Value is really quality divided by cost. While continuing to be a strong advocate for excellence, I needed to understand the real world of full-time equivalents, costs, and budgetary constraints. This doesn’t require an MBA, but it does require a new way of thinking. How to create the most value with the resources available became my newest challenge. My other challenge was to minimize the use of resources that provided little value to the patient.
Run effective meetings
Regular meetings are inevitable and important. We learn and collaborate through multidisciplinary, performance-improvement team meetings. The following four-step process can help facilitate meetings and effective collaboration.
- Always start by agreeing on the facts and the goals you are trying to accomplish. Nothing will be accomplished without agreement on these two things. For instance, to create more consistency in care, everyone must first agree that this is the goal and that the present system does not support it.
- Gain understanding and appreciation of everyone’s point of view. Having an appreciation of everyone’s point of view is different from being quick to offer up your own opinion or accept the opinion of the most passionate person or the one with the most authority. Get everyone talking. Call on people for their views.
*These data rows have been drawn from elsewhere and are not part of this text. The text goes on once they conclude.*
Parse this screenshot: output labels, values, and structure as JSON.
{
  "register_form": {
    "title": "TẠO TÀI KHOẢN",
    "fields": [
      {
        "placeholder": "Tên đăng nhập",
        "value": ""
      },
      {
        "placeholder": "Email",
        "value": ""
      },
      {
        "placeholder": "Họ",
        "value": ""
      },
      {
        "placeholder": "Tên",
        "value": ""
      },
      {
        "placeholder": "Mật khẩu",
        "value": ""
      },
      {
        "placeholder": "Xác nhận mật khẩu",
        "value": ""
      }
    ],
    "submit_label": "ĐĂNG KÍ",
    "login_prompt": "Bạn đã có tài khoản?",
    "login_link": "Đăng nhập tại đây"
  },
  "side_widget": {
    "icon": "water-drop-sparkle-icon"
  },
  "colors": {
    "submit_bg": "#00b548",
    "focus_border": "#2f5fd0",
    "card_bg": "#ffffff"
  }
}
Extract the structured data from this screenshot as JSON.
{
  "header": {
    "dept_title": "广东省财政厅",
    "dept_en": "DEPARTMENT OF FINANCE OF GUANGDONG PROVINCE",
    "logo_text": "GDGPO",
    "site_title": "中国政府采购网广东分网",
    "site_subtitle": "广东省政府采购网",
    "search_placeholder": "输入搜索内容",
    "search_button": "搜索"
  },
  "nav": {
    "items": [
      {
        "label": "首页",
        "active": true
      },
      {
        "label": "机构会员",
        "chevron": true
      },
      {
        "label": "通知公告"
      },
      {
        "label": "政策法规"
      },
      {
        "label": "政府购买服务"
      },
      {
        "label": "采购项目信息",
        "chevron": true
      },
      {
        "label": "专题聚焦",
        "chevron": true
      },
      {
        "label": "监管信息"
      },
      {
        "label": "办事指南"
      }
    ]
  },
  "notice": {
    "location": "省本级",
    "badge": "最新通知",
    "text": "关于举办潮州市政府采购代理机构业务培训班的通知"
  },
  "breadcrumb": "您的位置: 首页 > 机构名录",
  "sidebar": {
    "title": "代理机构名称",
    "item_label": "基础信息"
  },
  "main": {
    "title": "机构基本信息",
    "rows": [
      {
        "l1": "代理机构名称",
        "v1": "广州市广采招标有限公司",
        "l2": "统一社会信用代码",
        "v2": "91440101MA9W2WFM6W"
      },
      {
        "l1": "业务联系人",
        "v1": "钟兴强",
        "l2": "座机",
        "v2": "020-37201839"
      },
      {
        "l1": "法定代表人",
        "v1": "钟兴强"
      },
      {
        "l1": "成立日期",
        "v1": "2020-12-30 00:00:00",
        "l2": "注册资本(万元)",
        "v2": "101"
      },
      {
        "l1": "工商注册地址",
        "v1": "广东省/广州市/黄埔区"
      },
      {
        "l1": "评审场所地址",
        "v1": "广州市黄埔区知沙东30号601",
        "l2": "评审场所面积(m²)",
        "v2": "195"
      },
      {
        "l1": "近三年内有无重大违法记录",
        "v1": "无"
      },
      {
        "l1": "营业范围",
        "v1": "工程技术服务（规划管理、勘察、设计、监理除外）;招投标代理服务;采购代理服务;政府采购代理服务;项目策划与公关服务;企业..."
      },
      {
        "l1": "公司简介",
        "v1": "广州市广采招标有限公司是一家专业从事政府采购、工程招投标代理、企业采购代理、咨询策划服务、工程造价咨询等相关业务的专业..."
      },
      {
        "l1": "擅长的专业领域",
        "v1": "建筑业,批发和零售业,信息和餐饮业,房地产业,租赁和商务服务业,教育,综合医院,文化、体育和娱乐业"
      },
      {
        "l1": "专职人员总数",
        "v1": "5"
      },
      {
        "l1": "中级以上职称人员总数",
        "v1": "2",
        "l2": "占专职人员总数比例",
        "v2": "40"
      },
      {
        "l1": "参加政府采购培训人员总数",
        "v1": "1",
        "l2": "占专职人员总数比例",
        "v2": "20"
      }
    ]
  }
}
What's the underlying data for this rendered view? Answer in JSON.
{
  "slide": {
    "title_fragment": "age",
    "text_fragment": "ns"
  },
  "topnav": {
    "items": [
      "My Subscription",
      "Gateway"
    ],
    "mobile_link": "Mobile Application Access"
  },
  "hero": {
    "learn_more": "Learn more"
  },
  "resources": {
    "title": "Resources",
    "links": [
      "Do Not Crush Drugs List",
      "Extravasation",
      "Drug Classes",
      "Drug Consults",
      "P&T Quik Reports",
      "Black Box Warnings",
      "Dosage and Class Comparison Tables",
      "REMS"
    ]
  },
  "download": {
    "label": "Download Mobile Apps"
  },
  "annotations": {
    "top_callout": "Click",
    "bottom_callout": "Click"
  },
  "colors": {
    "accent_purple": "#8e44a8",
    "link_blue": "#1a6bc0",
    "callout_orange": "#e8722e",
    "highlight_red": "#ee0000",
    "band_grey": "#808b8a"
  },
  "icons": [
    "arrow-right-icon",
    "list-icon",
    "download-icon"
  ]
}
Do not let them be silent. Be patient but be persistent. Without consensus, nothing usually happens.
- Make decisions that can be implemented and measured. Ask those who will be charged with implementation about the potential hurdles and what the team can do to help overcome them.
- Have a hospital decision maker present at your meetings. Nothing is more frustrating than agreeing to a decision that will not have hospital support. A recommendation by the entire team will facilitate its adoption and implementation.
Give your program a soul
The culture of every organization is rooted in the soul and passion of its leaders. Will your program be soulful or soulless, passionate or passionless? Programs and companies with a soul and a passion outperform those without one. You, as a leader, set the tone.
Remember the core of what we do: heal the body, the mind, and the soul. Every program needs more than a “to-do list,” more than metrics, more than a push for higher volume and lower costs. Every program needs a soul, which may not necessarily be seen, touched, or heard, but is always felt. Helping your team make this emotional connection with patients is important in ensuring long-term success and enthusiasm.
Don’t let success be your Achilles heel
Your real test as physician leader will be after the launch and after the program succeeds. I have seen countless programs start fast only to slowly fizzle away due to the failure of the physician leader to continue to lead. The main reason for this is a lack of meaningful feedback. Never believe you have found the answers. If you want to avoid complacency you must keep asking the staff, the physicians, and especially the patients for specific feedback on how you can be better. They will tell you; you should listen and act.
Be an excellent physician
Because you are setting the standard, being an excellent physician is essential to ensure the respect of your colleagues. When confronted with difficult issues, I found that focusing on the patient’s needs—rather than the needs of the administration or the physicians—was still best.
Throw your hat in the ring
I’ve added this tip because health care desperately needs physician leaders who can cross the chasm between the organizational aspects of medicine and the bedside care of patients. Restoring trust and collaboration between administration and physicians is important.
The truth is we need each other. Your leadership can help put light on the shadows and build a better healthcare system. With physicians in leadership roles, there should be no dark side. There should be only one side—the patient’s side. As Theodore Roosevelt said, “Far and away, the best prize that life offers is the chance to work hard at work worth doing.” This is work worth doing.